SINO GOLF HOLD (00361) Set for Change in Control with Mandatory General Offer at 33% Discount

Stock News
09/23

SINO GOLF HOLD (00361) and offeror DoThink Investment Limited jointly announced that on September 23, 2025, the offeror intends to acquire from the receiver 2.6012 billion shares (representing approximately 50.011% of the company's total issued share capital as of the date of this joint announcement) for a total cash consideration of approximately HK$74.67985 million (equivalent to approximately HK$0.029 per share); and convertible bonds issued by the company with an aggregate principal amount of HK$74.1 million (convertible into 650 million shares at a conversion price of HK$0.114 (subject to adjustment in accordance with the terms and conditions of the convertible bonds)) for a cash consideration of HK$18.66135 million (equivalent to approximately HK$0.029 per share). The total consideration amounts to approximately HK$93.3412 million.
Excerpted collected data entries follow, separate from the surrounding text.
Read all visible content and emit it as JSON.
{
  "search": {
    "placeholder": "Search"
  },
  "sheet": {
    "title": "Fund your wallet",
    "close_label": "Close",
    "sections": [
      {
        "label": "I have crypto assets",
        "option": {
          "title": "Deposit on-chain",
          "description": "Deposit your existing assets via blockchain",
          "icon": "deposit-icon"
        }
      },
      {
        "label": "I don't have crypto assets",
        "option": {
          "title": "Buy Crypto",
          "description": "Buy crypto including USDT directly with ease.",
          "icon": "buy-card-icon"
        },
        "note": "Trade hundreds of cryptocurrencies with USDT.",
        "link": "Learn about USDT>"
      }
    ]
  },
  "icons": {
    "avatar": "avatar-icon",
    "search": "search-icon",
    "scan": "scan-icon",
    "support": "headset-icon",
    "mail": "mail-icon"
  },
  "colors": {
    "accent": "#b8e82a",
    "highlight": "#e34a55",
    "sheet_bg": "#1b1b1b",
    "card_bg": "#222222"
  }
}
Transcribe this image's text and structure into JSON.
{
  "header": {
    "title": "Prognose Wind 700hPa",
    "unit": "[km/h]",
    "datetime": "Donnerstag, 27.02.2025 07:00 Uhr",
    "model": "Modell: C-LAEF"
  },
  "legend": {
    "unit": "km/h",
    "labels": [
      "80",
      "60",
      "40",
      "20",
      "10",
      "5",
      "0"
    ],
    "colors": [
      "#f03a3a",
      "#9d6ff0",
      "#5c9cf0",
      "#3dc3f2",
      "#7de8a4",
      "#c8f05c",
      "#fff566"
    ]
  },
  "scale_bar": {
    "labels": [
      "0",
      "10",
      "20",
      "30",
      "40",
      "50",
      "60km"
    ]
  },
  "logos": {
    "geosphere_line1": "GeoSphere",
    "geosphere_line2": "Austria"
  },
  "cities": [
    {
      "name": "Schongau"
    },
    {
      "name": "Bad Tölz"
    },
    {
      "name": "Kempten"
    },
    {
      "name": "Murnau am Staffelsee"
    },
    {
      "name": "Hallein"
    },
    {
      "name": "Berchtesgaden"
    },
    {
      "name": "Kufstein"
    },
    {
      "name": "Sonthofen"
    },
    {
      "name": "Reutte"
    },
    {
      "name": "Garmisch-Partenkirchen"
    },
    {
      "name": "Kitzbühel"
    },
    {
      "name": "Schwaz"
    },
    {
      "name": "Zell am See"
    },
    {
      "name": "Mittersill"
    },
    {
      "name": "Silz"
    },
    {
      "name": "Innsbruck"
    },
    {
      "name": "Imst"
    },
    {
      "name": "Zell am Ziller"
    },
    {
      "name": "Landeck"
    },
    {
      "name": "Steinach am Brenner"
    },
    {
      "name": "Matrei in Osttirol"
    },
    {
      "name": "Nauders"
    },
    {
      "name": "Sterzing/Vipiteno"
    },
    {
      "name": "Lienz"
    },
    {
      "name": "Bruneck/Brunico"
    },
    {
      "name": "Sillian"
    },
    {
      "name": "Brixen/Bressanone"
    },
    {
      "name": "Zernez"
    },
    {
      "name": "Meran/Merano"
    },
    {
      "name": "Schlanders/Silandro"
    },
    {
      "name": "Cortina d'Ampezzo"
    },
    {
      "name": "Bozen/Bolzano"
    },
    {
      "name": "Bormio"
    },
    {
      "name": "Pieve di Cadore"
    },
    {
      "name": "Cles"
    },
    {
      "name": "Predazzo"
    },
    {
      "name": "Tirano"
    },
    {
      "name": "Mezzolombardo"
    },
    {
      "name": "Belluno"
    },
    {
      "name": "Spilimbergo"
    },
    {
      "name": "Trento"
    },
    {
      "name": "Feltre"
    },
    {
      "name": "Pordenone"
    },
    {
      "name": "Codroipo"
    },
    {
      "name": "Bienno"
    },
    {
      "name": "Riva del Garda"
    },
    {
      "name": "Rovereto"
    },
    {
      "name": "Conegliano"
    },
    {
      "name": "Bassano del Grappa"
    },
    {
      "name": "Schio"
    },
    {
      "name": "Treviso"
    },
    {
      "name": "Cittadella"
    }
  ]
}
Immediately following completion, the offeror and its concert parties will hold an aggregate of 2.6012 billion shares, representing approximately 50.011% of the company's total issued share capital. Therefore, pursuant to Rule 26.1 of the Takeovers Code, following completion, the offeror is required to make an offer for all issued shares not already owned or agreed to be acquired by the offeror and its concert parties.

The cash offer of HK$0.029 per offer share represents a discount of approximately 33% to the closing price of HK$0.043 per share as quoted on the Stock Exchange on the last trading day.

The offeror is an indirectly wholly-owned subsidiary of Hancheng Energy Group. Hancheng Energy Group is a limited company established in China, principally engaged in clean energy development, special vehicle manufacturing, and environmental sanitation operation services. Hancheng Energy Group is owned as to 80% and 20% by Mr. Liu Jincheng and Mr. Liu Gang respectively.

The offeror intends to maintain the listing of the shares on the Stock Exchange after the close of the offer. The offeror has no intention to exercise any rights of compulsory acquisition in respect of any outstanding shares after the close of the offer.